Neyse, elbette tek sorun o değil. Topu bıraktık ya Galatasaray'a, ne bekliyorduk? Ani akınlar, belki sürpriz baskılarla defansı hataya zorlama ve elbette duran toplar. Diğer yandan da elbette gol yemeden bitecek bir devre (ve maç). İlk yarıda bu taktik tuttu mu? Evet. Erol Bulut'a bu konuda neden yükleniyoruz? Net pozisyonlar bizden yana, rakibin kaleyi bulan bir tane şutu yok. Altay yere bile yatmamış. Caner'in hızlı pasında Samatta'nın önce Muslera sonra Donk'u çalımlaması nefis, topu ne kaleye ne de bomboş bekleyen Osayi'ye atamaması rezalet. Abartılı tabi bu tanım, kötü diyeyim. Pozisyonlara devam ediyorum, Sosa'nın Muslera tarafından kornere çelinen şutu. Devamında 88'in kornerinde Samatta'nın kafasını yine Muslera'nın müthiş kurtarması. Demem o ki aslında Erol hocanın beklediği, taktiği üzerine kurduğu pozisyonlar bunlar. Lütfen taktiğe katıldığım anlamı çıkmasın. Sadece düşünülen ve uygulanan değerlendirmesi yapıyorum kendimce. 

İlk yarıda gösterilmeyen kartları da kenara yazalım, Mustafa Mohammed'in Serdar Aziz'in ayağına basması (faul var kart yok), Serdar Aziz'in Saracchi'ye korner bölgesinde oyun alanı sınırları dışında arkadan dalması (top kornere çıkmıştı, faul yok kart yok), Arda'nın Nazım'ın ayağına basması (faul var kart yok). 

Devreye gidiyoruz, aynı şekilde geri dönüyoruz. Yukarıda belirttiğim nedenlerle oyuncu değiştirmemiş olabilir Erol hoca. Aynı oyunu Mert Hakan yerine merkezde Samatta'yı önünde Thiam'ı kullanarak oynatsa ne olurdu? Sorular sorular.

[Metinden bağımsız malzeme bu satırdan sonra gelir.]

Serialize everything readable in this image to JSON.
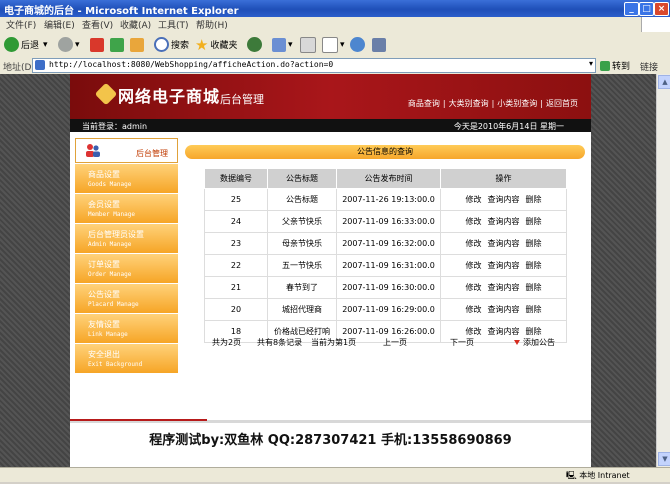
{
  "window": {
    "title": "电子商城的后台 - Microsoft Internet Explorer"
  },
  "menu": [
    "文件(F)",
    "编辑(E)",
    "查看(V)",
    "收藏(A)",
    "工具(T)",
    "帮助(H)"
  ],
  "toolbar": {
    "back": "后退",
    "search": "搜索",
    "favorites": "收藏夹"
  },
  "address": {
    "label": "地址(D)",
    "url": "http://localhost:8080/WebShopping/afficheAction.do?action=0",
    "go": "转到",
    "links": "链接"
  },
  "site": {
    "logo": "网络电子商城",
    "logo_sub": "后台管理",
    "nav": [
      "商品查询",
      "大类别查询",
      "小类别查询",
      "返回首页"
    ],
    "login": "当前登录：admin",
    "today": "今天是2010年6月14日  星期一"
  },
  "sidebar": {
    "title": "后台管理",
    "items": [
      {
        "cn": "商品设置",
        "en": "Goods Manage"
      },
      {
        "cn": "会员设置",
        "en": "Member Manage"
      },
      {
        "cn": "后台管理员设置",
        "en": "Admin Manage"
      },
      {
        "cn": "订单设置",
        "en": "Order Manage"
      },
      {
        "cn": "公告设置",
        "en": "Placard Manage"
      },
      {
        "cn": "友情设置",
        "en": "Link Manage"
      },
      {
        "cn": "安全退出",
        "en": "Exit Background"
      }
    ]
  },
  "main": {
    "title": "公告信息的查询",
    "columns": [
      "数据编号",
      "公告标题",
      "公告发布时间",
      "操作"
    ],
    "actions": [
      "修改",
      "查询内容",
      "删除"
    ],
    "rows": [
      {
        "id": "25",
        "title": "公告标题",
        "time": "2007-11-26 19:13:00.0"
      },
      {
        "id": "24",
        "title": "父亲节快乐",
        "time": "2007-11-09 16:33:00.0"
      },
      {
        "id": "23",
        "title": "母亲节快乐",
        "time": "2007-11-09 16:32:00.0"
      },
      {
        "id": "22",
        "title": "五一节快乐",
        "time": "2007-11-09 16:31:00.0"
      },
      {
        "id": "21",
        "title": "春节到了",
        "time": "2007-11-09 16:30:00.0"
      },
      {
        "id": "20",
        "title": "城招代理商",
        "time": "2007-11-09 16:29:00.0"
      },
      {
        "id": "18",
        "title": "价格战已经打响",
        "time": "2007-11-09 16:26:00.0"
      }
    ],
    "pager": {
      "total_pages": "共为2页",
      "total_records": "共有8条记录",
      "current": "当前为第1页",
      "prev": "上一页",
      "next": "下一页",
      "add": "添加公告"
    }
  },
  "footer": {
    "credit": "程序测试by:双鱼林  QQ:287307421  手机:13558690869"
  },
  "status": {
    "zone": "本地 Intranet"
  }
}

İkinci yarıyla birlikte rakibin tek net gol pozisyonu geliyor, bu defa Onyekuru'nun vuruşunu Altay müthiş kurtarıyor. Akabinde de golü yiyoruz. Gol öncesi tam bir karambol. Rakibin bir planı yok ancak becerisi var. Mustafa Mohammed'in becerisi kadar, rakibe arkasını dönen stoperimizin de katkısı var. Stoper, sırtını dönmez, ayakta kalır. Teşekkürler Serdar Aziz.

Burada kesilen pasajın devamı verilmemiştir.